Yesterday I went to see the new Walt Dinsey [sic] film Beauty And The Beast. (I know, I know. Don’t ask.) A more fitting title would have been Feisty Bookworm And The Prince With Bad Table Manners. Belle, the Beauty, as played by Emma Watson, is feisty, and a bookworm. The only other thing to note about her character is that she has a rather problematic relationship with her father’s horse, but we shall come to that.
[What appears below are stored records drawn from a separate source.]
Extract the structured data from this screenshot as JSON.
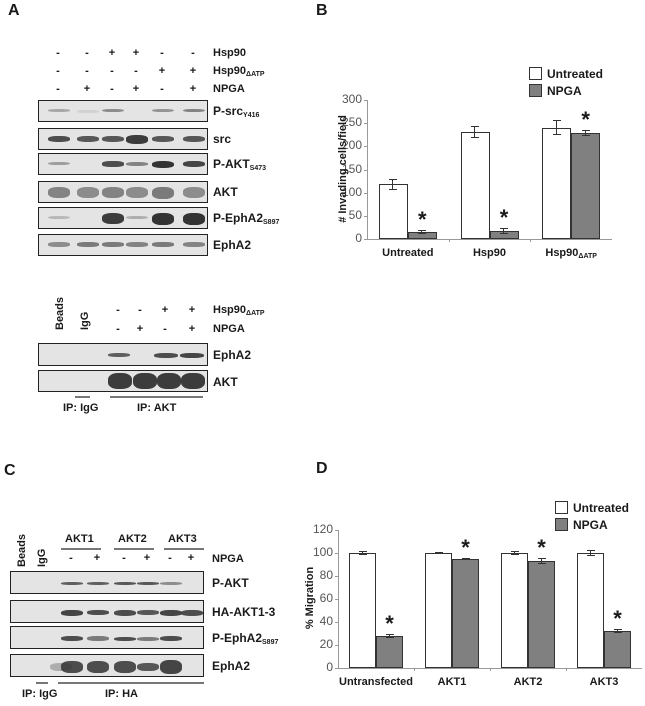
{
  "panels": {
    "A": {
      "letter": "A",
      "top_blot": {
        "conditions": [
          {
            "label": "Hsp90",
            "sub": "",
            "signs": [
              "-",
              "-",
              "+",
              "+",
              "-",
              "-"
            ]
          },
          {
            "label": "Hsp90",
            "sub": "ΔATP",
            "signs": [
              "-",
              "-",
              "-",
              "-",
              "+",
              "+"
            ]
          },
          {
            "label": "NPGA",
            "sub": "",
            "signs": [
              "-",
              "+",
              "-",
              "+",
              "-",
              "+"
            ]
          }
        ],
        "rows": [
          {
            "label": "P-src",
            "sub": "Y416"
          },
          {
            "label": "src",
            "sub": ""
          },
          {
            "label": "P-AKT",
            "sub": "S473"
          },
          {
            "label": "AKT",
            "sub": ""
          },
          {
            "label": "P-EphA2",
            "sub": "S897"
          },
          {
            "label": "EphA2",
            "sub": ""
          }
        ]
      },
      "ip_blot": {
        "lane_labels": [
          "Beads",
          "IgG"
        ],
        "conditions": [
          {
            "label": "Hsp90",
            "sub": "ΔATP",
            "signs": [
              "-",
              "-",
              "+",
              "+"
            ]
          },
          {
            "label": "NPGA",
            "sub": "",
            "signs": [
              "-",
              "+",
              "-",
              "+"
            ]
          }
        ],
        "rows": [
          {
            "label": "EphA2",
            "sub": ""
          },
          {
            "label": "AKT",
            "sub": ""
          }
        ],
        "ip_groups": [
          "IP: IgG",
          "IP: AKT"
        ]
      }
    },
    "B": {
      "letter": "B"
    },
    "C": {
      "letter": "C",
      "lane_labels": [
        "Beads",
        "IgG"
      ],
      "groups": [
        "AKT1",
        "AKT2",
        "AKT3"
      ],
      "condition": {
        "label": "NPGA",
        "signs": [
          "-",
          "+",
          "-",
          "+",
          "-",
          "+"
        ]
      },
      "rows": [
        {
          "label": "P-AKT",
          "sub": ""
        },
        {
          "label": "HA-AKT1-3",
          "sub": ""
        },
        {
          "label": "P-EphA2",
          "sub": "S897"
        },
        {
          "label": "EphA2",
          "sub": ""
        }
      ],
      "ip_groups": [
        "IP: IgG",
        "IP: HA"
      ]
    },
    "D": {
      "letter": "D"
    }
  },
  "chart_data": [
    {
      "panel": "B",
      "type": "bar",
      "title": "",
      "xlabel": "",
      "ylabel": "# Invading cells/field",
      "ylim": [
        0,
        300
      ],
      "yticks": [
        0,
        50,
        100,
        150,
        200,
        250,
        300
      ],
      "categories": [
        "Untreated",
        "Hsp90",
        "Hsp90ΔATP"
      ],
      "series": [
        {
          "name": "Untreated",
          "color": "#ffffff",
          "values": [
            118,
            230,
            240
          ],
          "errors": [
            12,
            13,
            16
          ]
        },
        {
          "name": "NPGA",
          "color": "#808080",
          "values": [
            15,
            17,
            229
          ],
          "errors": [
            5,
            6,
            7
          ]
        }
      ],
      "annotations": [
        "* over NPGA Untreated",
        "* over NPGA Hsp90",
        "* over NPGA Hsp90ΔATP"
      ],
      "legend": {
        "position": "top-right",
        "entries": [
          "Untreated",
          "NPGA"
        ]
      },
      "grid": false
    },
    {
      "panel": "D",
      "type": "bar",
      "title": "",
      "xlabel": "",
      "ylabel": "% Migration",
      "ylim": [
        0,
        120
      ],
      "yticks": [
        0,
        20,
        40,
        60,
        80,
        100,
        120
      ],
      "categories": [
        "Untransfected",
        "AKT1",
        "AKT2",
        "AKT3"
      ],
      "series": [
        {
          "name": "Untreated",
          "color": "#ffffff",
          "values": [
            100,
            100,
            100,
            100
          ],
          "errors": [
            1.5,
            1,
            1.5,
            2.5
          ]
        },
        {
          "name": "NPGA",
          "color": "#808080",
          "values": [
            28,
            95,
            93,
            32
          ],
          "errors": [
            1.5,
            1,
            3,
            1.5
          ]
        }
      ],
      "annotations": [
        "* over NPGA Untransfected",
        "* over NPGA AKT1",
        "* over NPGA AKT2",
        "* over NPGA AKT3"
      ],
      "legend": {
        "position": "top-right",
        "entries": [
          "Untreated",
          "NPGA"
        ]
      },
      "grid": false
    }
  ]
}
The putative Beast (one Dan Stevens) is hardly bestial. I was expecting something like the Grunty Man, that awful figure of children’s nightmares. Other than being a bit hairy, sporting a pair of goaty horns, and growling occasionally, this so-called Beast seems perfectly civilised. He speaks in a mellifluous RADA-trained voice not unlike that of the late Alan Rickman, and has a well-stocked library. The extent of his bestiality seems to be that he slurps his soup straight from the bowl. Franz Kafka had worse table manners (his father used to hide behind the newspaper when dining with FK).
Now, about that horse. Its name is Philippe. The Feisty Bookworm arrives at the castle astride Philippe. We then see neither hide nor hair of the horse until, after an indeterminate period – days? weeks? months? – the Beast frees the Bookworm so she can rescue her father from imminent incarceration in a lunatic asylum. Suddenly, there is Philippe, fit as a fiddle, ready to gallop back to the village. Where has he been all this time? The Feisty Bookworm has expressed not a jot of concern for him, and we have seen no sign of a stable, nor even a trough. It is all very mysterious.
Hooting Yard Rating : Three stars for tiptop soup-slurping.
Tut! Babe dates Hyena …
It is of course possible that she didn’t worry too much about the horse because she knew it was in a long-term stable relationship.